Documentation in the medical record revealed P1 was involved in incidents with other patients on 5/27/23, 7/25/23, 8/19/23, 8/30/23, and 10/22/23. P1 was the identified as the aggressor during the incident which took place on 8/19/23. After each incident, P1 was evaluated by a medical physician. P1 was sent to other units for a "sleepover" following the incidents occurring on the above mentioned dates. (A "sleepover" is a temporary transfer to another unit and not considered an official transfer to another unit). All incident reports contained documentation of the incident, witness statements, and all the necessary disciplines who were informed of the incidents. The 1:1 close observation sheets from 7/25/23, 8/19/23 and 8/30/23 were completed in entirety without missing spaces. Documentation in the medical record lacked evidence that the above mentioned incidents were discussed with P1 by the Interdisciplinary Team (IDT). During a facility tour on 11/22/23, the following staff members were interviewed and the following was revealed:
At 11:15 AM, Staff (S)6, Registered Nurse (RN), stated that an incident report is generated for incidents of self-injurious behavior (SIB), sexually inappropriate behavior, and physical/verbal assaults and threats. S6 stated that the Charge Nurse (CN) is responsible for completing all necessary sections of the incident report and also collecting witness statements to go with the incident report. S6 stated the interdisciplinary team (IDT) meets with the patient(s) involved in the incident to discuss what happened.

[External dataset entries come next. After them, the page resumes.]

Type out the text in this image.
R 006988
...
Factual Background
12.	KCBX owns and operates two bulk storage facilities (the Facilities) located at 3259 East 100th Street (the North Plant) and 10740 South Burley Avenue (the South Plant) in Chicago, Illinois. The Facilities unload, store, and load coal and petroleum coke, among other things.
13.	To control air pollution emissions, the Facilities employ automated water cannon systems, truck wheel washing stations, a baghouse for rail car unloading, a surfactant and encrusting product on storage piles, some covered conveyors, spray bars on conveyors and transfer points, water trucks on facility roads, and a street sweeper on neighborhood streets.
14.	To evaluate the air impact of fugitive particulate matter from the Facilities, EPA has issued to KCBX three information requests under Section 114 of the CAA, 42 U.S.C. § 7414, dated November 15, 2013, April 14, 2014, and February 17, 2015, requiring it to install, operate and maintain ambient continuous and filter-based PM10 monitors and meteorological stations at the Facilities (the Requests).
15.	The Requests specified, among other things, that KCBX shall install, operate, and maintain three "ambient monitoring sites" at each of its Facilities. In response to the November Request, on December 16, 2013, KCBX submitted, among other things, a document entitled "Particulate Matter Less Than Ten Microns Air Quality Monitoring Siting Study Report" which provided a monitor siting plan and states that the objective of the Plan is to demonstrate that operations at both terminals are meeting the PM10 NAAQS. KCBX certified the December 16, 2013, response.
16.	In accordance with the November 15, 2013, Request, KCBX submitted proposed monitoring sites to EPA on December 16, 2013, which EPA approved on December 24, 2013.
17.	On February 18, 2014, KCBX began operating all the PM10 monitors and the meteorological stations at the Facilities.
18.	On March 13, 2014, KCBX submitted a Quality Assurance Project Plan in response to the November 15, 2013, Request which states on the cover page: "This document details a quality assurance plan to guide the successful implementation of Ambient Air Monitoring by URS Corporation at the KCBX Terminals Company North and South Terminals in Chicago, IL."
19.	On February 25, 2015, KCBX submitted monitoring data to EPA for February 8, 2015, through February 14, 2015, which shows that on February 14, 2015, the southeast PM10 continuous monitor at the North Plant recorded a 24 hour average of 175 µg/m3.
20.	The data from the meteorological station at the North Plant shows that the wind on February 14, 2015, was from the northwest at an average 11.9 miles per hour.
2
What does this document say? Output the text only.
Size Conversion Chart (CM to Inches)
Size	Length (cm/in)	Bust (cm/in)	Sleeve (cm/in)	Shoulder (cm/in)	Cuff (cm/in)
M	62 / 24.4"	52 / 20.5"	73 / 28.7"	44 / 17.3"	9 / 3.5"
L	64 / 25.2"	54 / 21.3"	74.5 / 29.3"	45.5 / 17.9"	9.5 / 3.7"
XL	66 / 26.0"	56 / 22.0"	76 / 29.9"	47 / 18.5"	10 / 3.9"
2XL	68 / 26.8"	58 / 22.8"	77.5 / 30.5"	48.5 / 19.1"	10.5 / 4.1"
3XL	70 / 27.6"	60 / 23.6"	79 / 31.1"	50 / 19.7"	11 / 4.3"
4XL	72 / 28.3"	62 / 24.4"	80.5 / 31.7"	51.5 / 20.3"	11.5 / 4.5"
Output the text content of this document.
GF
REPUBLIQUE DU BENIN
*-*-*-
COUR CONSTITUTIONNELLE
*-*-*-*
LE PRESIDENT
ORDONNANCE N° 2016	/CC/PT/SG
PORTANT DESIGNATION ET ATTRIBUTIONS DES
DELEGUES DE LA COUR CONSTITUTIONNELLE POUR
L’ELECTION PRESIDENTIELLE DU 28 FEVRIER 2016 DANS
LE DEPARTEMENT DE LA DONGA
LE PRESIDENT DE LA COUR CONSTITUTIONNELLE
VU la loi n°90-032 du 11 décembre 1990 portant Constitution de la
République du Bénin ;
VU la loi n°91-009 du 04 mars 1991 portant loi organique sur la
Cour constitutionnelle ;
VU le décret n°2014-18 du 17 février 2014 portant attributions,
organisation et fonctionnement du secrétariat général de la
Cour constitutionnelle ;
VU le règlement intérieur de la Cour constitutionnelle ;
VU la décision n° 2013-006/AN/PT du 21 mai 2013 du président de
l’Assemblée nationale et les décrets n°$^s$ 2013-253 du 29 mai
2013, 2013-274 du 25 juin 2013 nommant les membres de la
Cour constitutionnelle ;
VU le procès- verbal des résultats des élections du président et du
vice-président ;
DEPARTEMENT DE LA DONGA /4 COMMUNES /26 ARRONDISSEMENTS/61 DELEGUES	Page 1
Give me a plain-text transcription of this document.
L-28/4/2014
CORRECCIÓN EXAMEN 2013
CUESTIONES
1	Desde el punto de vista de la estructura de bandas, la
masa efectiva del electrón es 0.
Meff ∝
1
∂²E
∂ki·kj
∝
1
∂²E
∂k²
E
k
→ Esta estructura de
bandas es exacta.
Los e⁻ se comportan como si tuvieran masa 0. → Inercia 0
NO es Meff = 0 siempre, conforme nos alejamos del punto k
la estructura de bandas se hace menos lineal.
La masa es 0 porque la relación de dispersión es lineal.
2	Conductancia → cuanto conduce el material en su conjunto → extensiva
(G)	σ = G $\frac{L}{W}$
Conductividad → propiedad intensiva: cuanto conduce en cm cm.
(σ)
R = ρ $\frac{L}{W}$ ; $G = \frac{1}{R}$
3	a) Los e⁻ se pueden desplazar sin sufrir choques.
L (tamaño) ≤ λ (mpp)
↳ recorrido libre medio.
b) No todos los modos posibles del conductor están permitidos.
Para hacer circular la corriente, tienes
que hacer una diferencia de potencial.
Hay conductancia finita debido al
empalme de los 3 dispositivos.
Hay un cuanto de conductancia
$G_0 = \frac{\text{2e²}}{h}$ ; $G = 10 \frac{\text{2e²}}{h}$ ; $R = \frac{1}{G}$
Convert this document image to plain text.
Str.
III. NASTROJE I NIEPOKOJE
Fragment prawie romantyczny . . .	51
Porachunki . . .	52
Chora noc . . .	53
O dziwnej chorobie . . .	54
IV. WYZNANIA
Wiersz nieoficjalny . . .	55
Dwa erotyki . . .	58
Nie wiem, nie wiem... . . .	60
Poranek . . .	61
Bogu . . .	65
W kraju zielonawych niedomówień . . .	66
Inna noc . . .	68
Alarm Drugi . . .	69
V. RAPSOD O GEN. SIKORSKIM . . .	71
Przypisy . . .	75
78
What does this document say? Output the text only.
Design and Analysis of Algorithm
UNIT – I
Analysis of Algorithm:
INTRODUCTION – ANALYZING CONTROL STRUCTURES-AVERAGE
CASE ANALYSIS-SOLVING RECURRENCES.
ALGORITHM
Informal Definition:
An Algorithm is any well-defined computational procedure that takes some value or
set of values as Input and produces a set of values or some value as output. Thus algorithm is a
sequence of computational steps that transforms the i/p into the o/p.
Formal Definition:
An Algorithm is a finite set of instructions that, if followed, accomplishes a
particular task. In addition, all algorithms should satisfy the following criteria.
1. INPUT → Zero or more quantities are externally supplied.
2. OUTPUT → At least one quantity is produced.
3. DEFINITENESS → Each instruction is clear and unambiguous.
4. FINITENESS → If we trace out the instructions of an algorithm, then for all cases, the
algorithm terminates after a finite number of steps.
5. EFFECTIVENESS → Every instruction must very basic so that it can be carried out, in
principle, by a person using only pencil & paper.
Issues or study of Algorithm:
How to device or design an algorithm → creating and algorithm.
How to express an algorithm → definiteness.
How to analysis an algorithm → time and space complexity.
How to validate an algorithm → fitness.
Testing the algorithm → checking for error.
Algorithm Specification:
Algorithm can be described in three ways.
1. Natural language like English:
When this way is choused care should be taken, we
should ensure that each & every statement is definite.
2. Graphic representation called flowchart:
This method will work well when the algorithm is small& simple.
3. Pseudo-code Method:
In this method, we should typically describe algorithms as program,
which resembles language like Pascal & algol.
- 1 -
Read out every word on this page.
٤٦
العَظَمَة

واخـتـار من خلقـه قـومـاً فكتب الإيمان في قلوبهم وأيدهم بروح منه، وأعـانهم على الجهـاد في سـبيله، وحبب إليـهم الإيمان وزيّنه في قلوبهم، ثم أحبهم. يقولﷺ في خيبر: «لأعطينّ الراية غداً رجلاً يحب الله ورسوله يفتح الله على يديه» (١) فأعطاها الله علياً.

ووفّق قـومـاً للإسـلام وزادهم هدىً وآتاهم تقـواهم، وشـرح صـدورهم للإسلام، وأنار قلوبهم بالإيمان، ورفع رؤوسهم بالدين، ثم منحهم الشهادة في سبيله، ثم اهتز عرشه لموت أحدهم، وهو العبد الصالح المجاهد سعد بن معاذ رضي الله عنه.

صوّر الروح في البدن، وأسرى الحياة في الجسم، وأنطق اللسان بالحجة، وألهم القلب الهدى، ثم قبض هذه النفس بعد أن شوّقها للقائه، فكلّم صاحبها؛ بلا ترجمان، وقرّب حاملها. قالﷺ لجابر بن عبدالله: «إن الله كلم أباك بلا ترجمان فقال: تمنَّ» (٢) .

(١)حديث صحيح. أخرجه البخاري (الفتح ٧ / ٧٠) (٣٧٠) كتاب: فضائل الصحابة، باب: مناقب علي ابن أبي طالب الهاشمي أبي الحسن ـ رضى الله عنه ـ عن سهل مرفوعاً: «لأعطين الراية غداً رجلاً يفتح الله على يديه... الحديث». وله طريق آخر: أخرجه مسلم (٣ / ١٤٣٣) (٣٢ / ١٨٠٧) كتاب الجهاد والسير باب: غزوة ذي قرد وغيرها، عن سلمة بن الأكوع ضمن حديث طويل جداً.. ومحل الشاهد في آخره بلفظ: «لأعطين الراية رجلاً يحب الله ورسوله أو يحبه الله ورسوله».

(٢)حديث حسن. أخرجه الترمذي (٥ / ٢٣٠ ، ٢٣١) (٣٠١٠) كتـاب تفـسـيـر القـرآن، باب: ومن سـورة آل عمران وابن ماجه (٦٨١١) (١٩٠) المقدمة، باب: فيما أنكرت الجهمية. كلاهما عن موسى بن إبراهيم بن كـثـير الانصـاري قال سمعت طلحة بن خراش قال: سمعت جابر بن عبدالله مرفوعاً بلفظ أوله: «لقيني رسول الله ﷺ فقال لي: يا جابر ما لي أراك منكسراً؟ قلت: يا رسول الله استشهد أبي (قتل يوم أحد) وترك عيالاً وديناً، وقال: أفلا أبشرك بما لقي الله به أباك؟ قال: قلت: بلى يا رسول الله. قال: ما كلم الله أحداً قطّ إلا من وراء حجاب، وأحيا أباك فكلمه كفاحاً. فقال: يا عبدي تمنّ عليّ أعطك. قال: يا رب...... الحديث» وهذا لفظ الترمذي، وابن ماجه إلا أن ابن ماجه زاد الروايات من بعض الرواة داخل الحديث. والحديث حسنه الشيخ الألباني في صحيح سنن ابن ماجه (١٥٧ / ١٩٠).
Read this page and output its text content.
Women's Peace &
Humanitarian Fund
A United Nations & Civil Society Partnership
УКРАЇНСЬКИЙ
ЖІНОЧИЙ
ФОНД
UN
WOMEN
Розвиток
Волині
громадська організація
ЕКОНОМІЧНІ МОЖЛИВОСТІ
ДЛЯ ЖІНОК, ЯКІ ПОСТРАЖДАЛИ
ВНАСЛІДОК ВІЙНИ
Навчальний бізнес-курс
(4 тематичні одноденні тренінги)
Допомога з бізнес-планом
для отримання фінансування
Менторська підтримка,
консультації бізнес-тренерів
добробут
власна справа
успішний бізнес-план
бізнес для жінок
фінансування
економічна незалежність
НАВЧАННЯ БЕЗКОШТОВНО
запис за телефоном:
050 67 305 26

At 11:35 AM, S7, Licensed Practical Nurse (LPN), stated that the charge nurse is responsible for filling out most of the incident report. S7 stated that when a physical or verbal altercation occurs between patients, the patients are separated, all parties involved meet with the IDT, and then one of the patients is sent to another unit for a "sleepover." S7 stated that after the incident has been diffused the psychiatric physician and the medical physician will assess all parties involved in the incident.
On 11/22/23 at 11:45 AM, S1, Quality Assurance (QA) Coordinator, confirmed that MR1 did not contain documentation of the IDT meeting with P1 to discuss the incidents which took place on 8/19 and 8/30/23. On 11/22/23 at 1:31 PM, S2, the Chief Operating Officer (COO), also confirmed that MR1 did not contain documentation of the IDT meetings with P1 to discuss the incidents which took place on 5/27, 8/19, and 8/30/23.